One of the stupider arguments in the comment threads and elsewhere against implementing a state income tax—especially a high-earners income tax on millionaires—is that if we tax the wealthy, they’ll all move out of state.
Huh. Really? To where? Across the border to Idaho, where the top bracket is currently 7.8 percent? Or perhaps we’ll see economic refugees pouring into Oregon, seeking shelter under its 9 percent top rate? Or maybe nearby Montana at 6.9% or California at a whopping 10.3%.
In fact, apart from Washington, there are only six other states with no income tax—Alaska, Wyoming, South Dakota, Nevada, Texas and Florida—all either unbearably hot or unbearably cold for much of the year. So it’s hard to image that a top rate of between 1 and 5 percent would be enough impetus to prompt the wealthy—who have the luxury of affording to live whereever they please—to pick up and leave our temperate clime, natural splendor and vibrant cultural scene for, say, Sioux Falls or Las Vegas.

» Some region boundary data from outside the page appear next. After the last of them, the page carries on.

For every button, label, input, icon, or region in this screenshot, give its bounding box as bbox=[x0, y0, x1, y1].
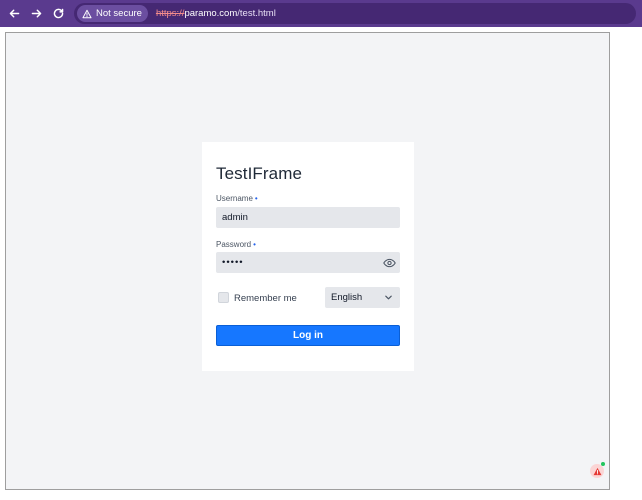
password-label: Password • bbox=[216, 240, 256, 249]
security-label: Not secure bbox=[96, 8, 142, 19]
page-title: TestIFrame bbox=[216, 164, 303, 183]
username-label: Username • bbox=[216, 194, 258, 203]
url-text[interactable]: https://paramo.com/test.html bbox=[156, 8, 276, 19]
login-card: TestIFrame Username• Password• Remember … bbox=[202, 142, 414, 371]
alert-icon bbox=[593, 467, 601, 475]
language-selected: English bbox=[331, 292, 363, 303]
warning-triangle-icon bbox=[82, 9, 92, 18]
login-button[interactable]: Log in bbox=[216, 325, 400, 346]
chevron-down-icon bbox=[385, 295, 392, 300]
remember-me-label[interactable]: Remember me bbox=[234, 293, 297, 304]
username-input[interactable] bbox=[216, 207, 400, 228]
browser-toolbar: Not secure https://paramo.com/test.html bbox=[0, 0, 642, 27]
alert-status-dot bbox=[601, 462, 605, 466]
security-chip[interactable]: Not secure bbox=[77, 5, 148, 22]
forward-button[interactable] bbox=[26, 4, 46, 24]
arrow-left-icon bbox=[9, 9, 19, 18]
arrow-right-icon bbox=[31, 9, 41, 18]
remember-me-checkbox[interactable] bbox=[218, 292, 229, 303]
extension-alert-button[interactable] bbox=[590, 464, 604, 478]
reload-button[interactable] bbox=[48, 4, 68, 24]
password-input[interactable] bbox=[216, 252, 400, 273]
required-mark: • bbox=[253, 240, 256, 249]
language-select[interactable]: English bbox=[325, 287, 400, 308]
required-mark: • bbox=[254, 194, 258, 203]
url-scheme: https:// bbox=[155, 8, 185, 19]
page-viewport: TestIFrame Username• Password• Remember … bbox=[5, 32, 610, 490]
show-password-toggle[interactable] bbox=[383, 257, 396, 268]
back-button[interactable] bbox=[4, 4, 24, 24]
reload-icon bbox=[53, 8, 63, 19]
url-host: paramo.com bbox=[184, 8, 238, 19]
eye-icon bbox=[383, 258, 396, 267]
address-bar[interactable]: Not secure https://paramo.com/test.html bbox=[74, 3, 636, 24]
url-path: /test.html bbox=[237, 8, 276, 19]
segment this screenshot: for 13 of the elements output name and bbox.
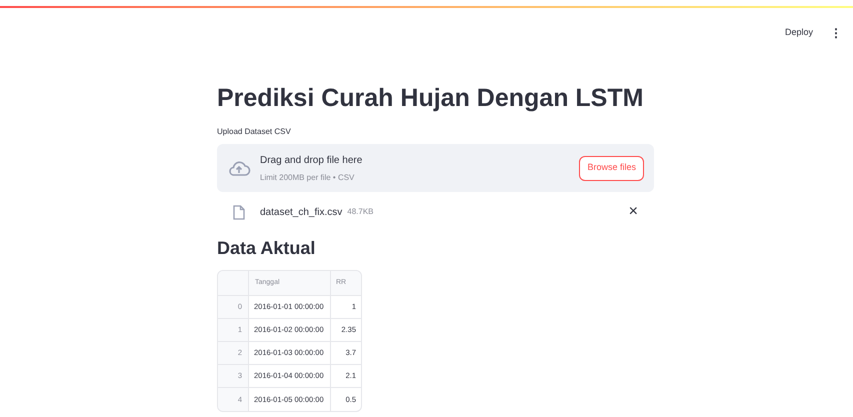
page-title: Prediksi Curah Hujan Dengan LSTM: [217, 83, 644, 114]
cloud-upload-icon: [227, 160, 251, 176]
menu-button[interactable]: ⋮: [829, 24, 843, 42]
file-icon: [233, 204, 245, 220]
file-limit-text: Limit 200MB per file • CSV: [260, 172, 356, 184]
remove-file-button[interactable]: ×: [628, 204, 638, 220]
file-dropzone[interactable]: Drag and drop file here Limit 200MB per file • CSV Browse files: [217, 144, 654, 192]
dropzone-instruction: Drag and drop file here: [260, 154, 362, 168]
file-size: 48.7KB: [347, 206, 374, 218]
file-name: dataset_ch_fix.csv: [260, 206, 342, 220]
uploader-label: Upload Dataset CSV: [217, 126, 292, 138]
deploy-link[interactable]: Deploy: [784, 26, 813, 40]
section-heading: Data Aktual: [217, 237, 316, 260]
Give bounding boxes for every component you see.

Even maintaining a second home for tax purposes doesn’t make much economic sense when you look at the actual numbers across a range of incomes. For example, under the Kohl-Welles plan, a family earning $2 million a year would pay an additional $10,000 in state taxes, and the higher you go up the income scale the less the marginal utility of the money paid. Meanwhile, extending the tax downward to the lower income wealthy, while having more of a real-world impact, hardly costs them enough money to make a move financially worthwhile when a family earning $300,000 might pay only an additional $1,000 annually.
But in fact, I think even this analysis misses the point. In general, the wealthy aren’t as inherently selfish as some on the right suggest, and neither are they purely economic animals who make every decision according to the bottom line… both notions that put the most vocal critics of an income tax squarely in the philosophical camp of Karl Marx.
Humans are incredibly complicated creatures, and money is far from our only motivation. Some moved to our state for jobs, some for the music scene, some for nearby access to recreation and wilderness. (I moved here for love, and stayed because this is my daughter’s home.) To argue that a person earning $10 million a year, who chose to set down roots in our region for any number of reasons, would simply pick up and move his family to Texas to save a mere $90,000 in taxes a year, is absolutely ridiculous.
Furthermore, it is based on the false assumption that the wealthy as a group have no sense of social obligation and no understanding of or gratitude for the public investment that helped make their wealth possible, and that helps to protect and maintain both their property and their quality of life. Look at the Seattle precinct maps from the last time an income tax was on the ballot and you’ll see that the measure did best amongst those who were being asked to raise their taxes the most. In reality, it is the Frank Blethens of this world who are the exception to the rule, not ultra-wealthy fair-tax advocates like Warren Buffet and William Gates Sr.
Thus when Republicans and their surrogates insist that an income tax—any income tax—would drive wealth and jobs from our state, they show an incredible amount of disrespect for the integrity and intelligence of the wealthy, who for the most part, would be willing to pay a little more of their fair share, if they can be convinced the money would be put to good use.